Higher Education Opportunity Act of 2008
Perkins Loans Forgiveness
Federal Perkins Loan Teacher Cancellation – P.L. 110-115, the Higher Education Opportunity Act extended current law Perkins loan forgiveness (which is subject to appropriations and available for borrowers who work in specific public service jobs) to additional categories of borrowers who meet eligibility criteria and work as librarians, prekindergarten or child care workers, full-time faculty at tribal colleges or universities, and speech and language therapists. Specifically, the language includes service as a librarian with a master's degree working in:
- An elementary or secondary school eligible for assistance under title I of the Elementary and Secondary Education Act; or
- A public library serving an area containing an elementary or secondary school eligible for assistance under title I of the Elementary and Secondary Education Act.

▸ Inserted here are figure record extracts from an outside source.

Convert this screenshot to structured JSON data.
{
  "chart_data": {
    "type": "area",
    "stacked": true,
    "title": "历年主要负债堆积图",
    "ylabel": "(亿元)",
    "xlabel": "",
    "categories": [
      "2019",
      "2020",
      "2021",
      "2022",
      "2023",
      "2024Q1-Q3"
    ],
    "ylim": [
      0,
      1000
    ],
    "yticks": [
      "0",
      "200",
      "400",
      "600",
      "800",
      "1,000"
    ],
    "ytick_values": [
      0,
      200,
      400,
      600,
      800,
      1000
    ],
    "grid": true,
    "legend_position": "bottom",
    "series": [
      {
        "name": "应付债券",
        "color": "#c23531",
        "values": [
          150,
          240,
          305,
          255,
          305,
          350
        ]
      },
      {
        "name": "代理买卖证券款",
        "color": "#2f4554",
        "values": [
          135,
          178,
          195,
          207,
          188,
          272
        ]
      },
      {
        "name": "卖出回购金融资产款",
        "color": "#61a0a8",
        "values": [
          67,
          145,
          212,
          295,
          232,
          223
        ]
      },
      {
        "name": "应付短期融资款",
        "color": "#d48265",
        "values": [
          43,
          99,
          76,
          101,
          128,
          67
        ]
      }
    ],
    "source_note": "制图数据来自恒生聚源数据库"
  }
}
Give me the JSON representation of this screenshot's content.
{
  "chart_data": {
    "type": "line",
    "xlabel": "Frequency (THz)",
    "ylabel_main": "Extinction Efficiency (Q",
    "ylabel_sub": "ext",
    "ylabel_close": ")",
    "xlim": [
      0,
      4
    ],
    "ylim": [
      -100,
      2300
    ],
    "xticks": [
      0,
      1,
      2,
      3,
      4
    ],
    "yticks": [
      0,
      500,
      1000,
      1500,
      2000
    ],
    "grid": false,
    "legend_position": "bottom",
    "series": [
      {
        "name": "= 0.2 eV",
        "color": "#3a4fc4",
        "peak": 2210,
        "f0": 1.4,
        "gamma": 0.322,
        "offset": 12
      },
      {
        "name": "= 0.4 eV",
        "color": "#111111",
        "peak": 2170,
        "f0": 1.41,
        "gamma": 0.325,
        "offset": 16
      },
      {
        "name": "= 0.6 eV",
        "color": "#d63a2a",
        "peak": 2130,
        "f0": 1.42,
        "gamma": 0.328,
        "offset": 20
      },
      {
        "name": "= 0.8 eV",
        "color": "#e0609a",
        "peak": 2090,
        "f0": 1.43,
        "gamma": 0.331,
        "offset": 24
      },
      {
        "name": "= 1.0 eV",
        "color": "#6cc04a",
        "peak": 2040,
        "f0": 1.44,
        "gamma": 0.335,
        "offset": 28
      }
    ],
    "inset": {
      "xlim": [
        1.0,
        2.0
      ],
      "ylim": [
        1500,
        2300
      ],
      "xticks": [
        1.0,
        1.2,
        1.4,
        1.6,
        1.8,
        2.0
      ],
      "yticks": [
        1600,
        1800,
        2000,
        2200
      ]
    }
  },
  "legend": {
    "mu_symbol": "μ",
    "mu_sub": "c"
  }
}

See this link for additional information on Perkins Loan Teacher Cancellation: http://studentaid.ed.gov/PORTALSWebApp/students/english/cancelperk.jsp
Public Service Loan Forgiveness
The Public Service Loan Forgiveness Program was created to encourage individuals to enter and continue to work full-time in public service jobs (including public library services and school library or other school-based services). Under this program, you may qualify for forgiveness of the remaining balance due on your eligible federal student loans after you have made 120 payments on loans under certain repayment plans while employed full time by certain public service employers. See this link for additional information on Public Service Loan Forgiveness: http://studentaid.ed.gov/PORTALSWebApp/students/english/PSF.jsp
Under the program, the Secretary of Education shall forgive the following:
- The remaining loan balance for a borrower who has been employed in a public sector job and making payments on such loans for a period of 10 years (which need not be consecutive);
- Such borrowers shall be eligible to have one tenth of the remaining loan balance forgiven for each of the 10 years in which the borrowers have made payments.
You qualify to benefit from the College Cost Reduction Act if you meet the following criteria:
You are currently employed as a librarian with an undergraduate or masters degree and you obtained a Direct Loan* during your studies;
- You have been employed as a librarian for 10 years or more and have made consistent payments on your loan.
* Direct Loans are Direct Stafford loans (Subsidized or Unsubsidized), Direct PLUS loans, and Direct Consolidation loans.
Consolidation of loans may lead to disqualification from any of the above programs. Check with your borrower before deciding upon consolidation plans.